Team management
Roles, invites, and last-owner protection.
Multiple humans, one Rekomi organization. /dashboard/settings/team is where you manage who has access and what they can do.
Roles
Four roles in a strict hierarchy:
- Owner: full control. Can manage billing, invite team members, change roles, transfer ownership, and delete the organization. Most things in
/dashboard/settings/*require Owner. - Admin: can do everything except billing and team management. Runs day-to-day operations.
- Manager: can manage campaigns, approve affiliates, run payouts, and send broadcasts. Cannot change settings or webhooks.
- Viewer: read-only across the dashboard.
The owning user when an org is created has the Owner role. There must always be at least one Owner.
Invite a team member
From /dashboard/settings/team, click "Invite". Fill in:
- Email (where the invite goes)
- Role (Admin, Manager, or Viewer)
A TeamInvite record is created with a one-time token. The recipient gets an email with the accept URL: https://rekomi.com/invites/{token}. They sign in (or sign up) using the same email, then click accept. The email must match the email on the invite or the acceptance is rejected.

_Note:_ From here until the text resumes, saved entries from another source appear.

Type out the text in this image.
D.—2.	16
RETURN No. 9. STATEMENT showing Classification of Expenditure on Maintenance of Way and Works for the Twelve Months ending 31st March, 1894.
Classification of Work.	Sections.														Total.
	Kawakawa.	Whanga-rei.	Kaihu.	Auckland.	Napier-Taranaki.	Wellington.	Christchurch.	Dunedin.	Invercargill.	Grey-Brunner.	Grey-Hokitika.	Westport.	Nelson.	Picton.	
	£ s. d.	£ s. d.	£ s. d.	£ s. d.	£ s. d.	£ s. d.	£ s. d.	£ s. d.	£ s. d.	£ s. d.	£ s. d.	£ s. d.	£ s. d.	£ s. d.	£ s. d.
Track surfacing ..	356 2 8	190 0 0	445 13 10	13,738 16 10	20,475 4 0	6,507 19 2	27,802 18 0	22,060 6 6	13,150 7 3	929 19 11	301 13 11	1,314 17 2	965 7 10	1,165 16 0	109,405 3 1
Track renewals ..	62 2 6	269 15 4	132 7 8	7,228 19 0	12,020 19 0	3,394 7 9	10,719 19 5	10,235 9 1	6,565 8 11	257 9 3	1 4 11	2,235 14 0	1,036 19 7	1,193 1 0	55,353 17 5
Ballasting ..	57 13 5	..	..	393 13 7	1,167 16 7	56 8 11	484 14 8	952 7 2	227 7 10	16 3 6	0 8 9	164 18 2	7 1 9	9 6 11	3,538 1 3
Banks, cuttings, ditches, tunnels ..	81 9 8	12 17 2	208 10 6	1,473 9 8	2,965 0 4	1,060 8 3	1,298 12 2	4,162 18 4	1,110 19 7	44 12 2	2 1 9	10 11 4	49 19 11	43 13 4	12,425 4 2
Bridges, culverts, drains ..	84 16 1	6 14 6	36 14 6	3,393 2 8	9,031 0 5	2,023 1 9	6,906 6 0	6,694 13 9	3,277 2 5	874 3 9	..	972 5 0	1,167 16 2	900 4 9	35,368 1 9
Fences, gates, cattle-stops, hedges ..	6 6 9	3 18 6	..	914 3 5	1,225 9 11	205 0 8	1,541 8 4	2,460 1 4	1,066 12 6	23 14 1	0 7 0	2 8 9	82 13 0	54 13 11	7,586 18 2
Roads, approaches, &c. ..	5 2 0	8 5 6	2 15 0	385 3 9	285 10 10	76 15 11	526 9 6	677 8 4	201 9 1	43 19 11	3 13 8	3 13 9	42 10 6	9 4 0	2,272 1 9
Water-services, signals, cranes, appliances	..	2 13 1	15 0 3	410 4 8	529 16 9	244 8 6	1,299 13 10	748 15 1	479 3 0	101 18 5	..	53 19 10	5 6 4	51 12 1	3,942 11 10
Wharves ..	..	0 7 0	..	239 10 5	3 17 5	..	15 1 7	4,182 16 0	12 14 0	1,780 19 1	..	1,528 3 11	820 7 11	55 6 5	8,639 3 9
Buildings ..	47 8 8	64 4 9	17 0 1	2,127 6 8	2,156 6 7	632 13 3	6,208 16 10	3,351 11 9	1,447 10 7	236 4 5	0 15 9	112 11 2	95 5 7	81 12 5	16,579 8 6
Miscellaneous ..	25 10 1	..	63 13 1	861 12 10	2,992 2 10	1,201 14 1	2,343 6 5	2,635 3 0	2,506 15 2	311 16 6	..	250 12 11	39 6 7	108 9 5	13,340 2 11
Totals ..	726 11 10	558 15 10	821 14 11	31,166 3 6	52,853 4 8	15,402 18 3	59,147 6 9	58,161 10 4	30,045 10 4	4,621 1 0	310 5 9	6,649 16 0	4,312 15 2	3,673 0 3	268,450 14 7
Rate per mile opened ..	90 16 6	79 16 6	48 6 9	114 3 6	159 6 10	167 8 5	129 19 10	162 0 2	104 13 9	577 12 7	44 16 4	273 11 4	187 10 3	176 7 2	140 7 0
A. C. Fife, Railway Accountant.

Invites expire after 7 days. You can resend or cancel from the pending invites list.
Team-member limits per plan
The total number of users in an organization (Owner included) is capped per plan tier:
| Tier | Team members |
|---|---|
| Starter | 2 |
| Growth | 5 |
| Pro | Unlimited |
| Enterprise | Unlimited |
If you try to send an invite past your cap, the API returns HTTP 402 and the UI prompts you to upgrade. See Plans and trials for the full tier matrix.
Change a role
From the team list, click the role chip on any row. A dropdown lets you change the role. You cannot demote yourself if you are the last Owner. You cannot promote yourself if you are not already an Owner. Audit log records every role change.
Remove a member
Click "Remove" on any row except your own (you cannot remove yourself; transfer ownership first, then ask an Owner to remove you). Removal is immediate. Their tokens revoke; their next API call returns 401. Their data (audit log entries, prior approvals) stays for the historical record.
Last-owner protection
You cannot:
- Remove the last Owner from the org.
- Demote the last Owner to Admin, Manager, or Viewer.
- Transfer ownership if you are not an Owner.
These are enforced server-side in TeamController. The dashboard hides the option, but if you try via API the call returns 409 with a clear error.
Accepting an invite
The accept page at /invites/{token} shows the org name, the role you are being invited to, and the email the invite was sent to. Sign in with that email. If you are already signed in with a different email, you have to sign out first or accept under the matching email.
Once you accept, you land on /dashboard with the new organization in context. If you belong to multiple orgs (you are an affiliate, you own one brand, and you got invited to another brand), use the org switcher in the top nav.
Multiple organizations per user
A single user can belong to many organizations as different roles. Use the org switcher (top-nav, between the logo and your avatar) to flip between them. The switcher reads from your user-to-org join table.
Phase 7.4 dropped Clerk Organizations native support; we replaced it with our own switcher because Clerk Orgs forced a single billing customer per org which did not match our two-sided model. The switcher reads from the OrganizationUsers table.
Last-known role inheritance
When an invited team member signs in for the first time, their role is set from the invite. After that, you can change their role at any time from the team list. There is no "you cannot lower yourself" rule beyond the last-owner protection.
Audit trail
Every team operation (invite, accept, role change, remove) is recorded in the audit log at /dashboard/settings/audit-log. The audit row includes who did what, when, and to whom. Useful for compliance and for debugging "who removed Sarah" questions.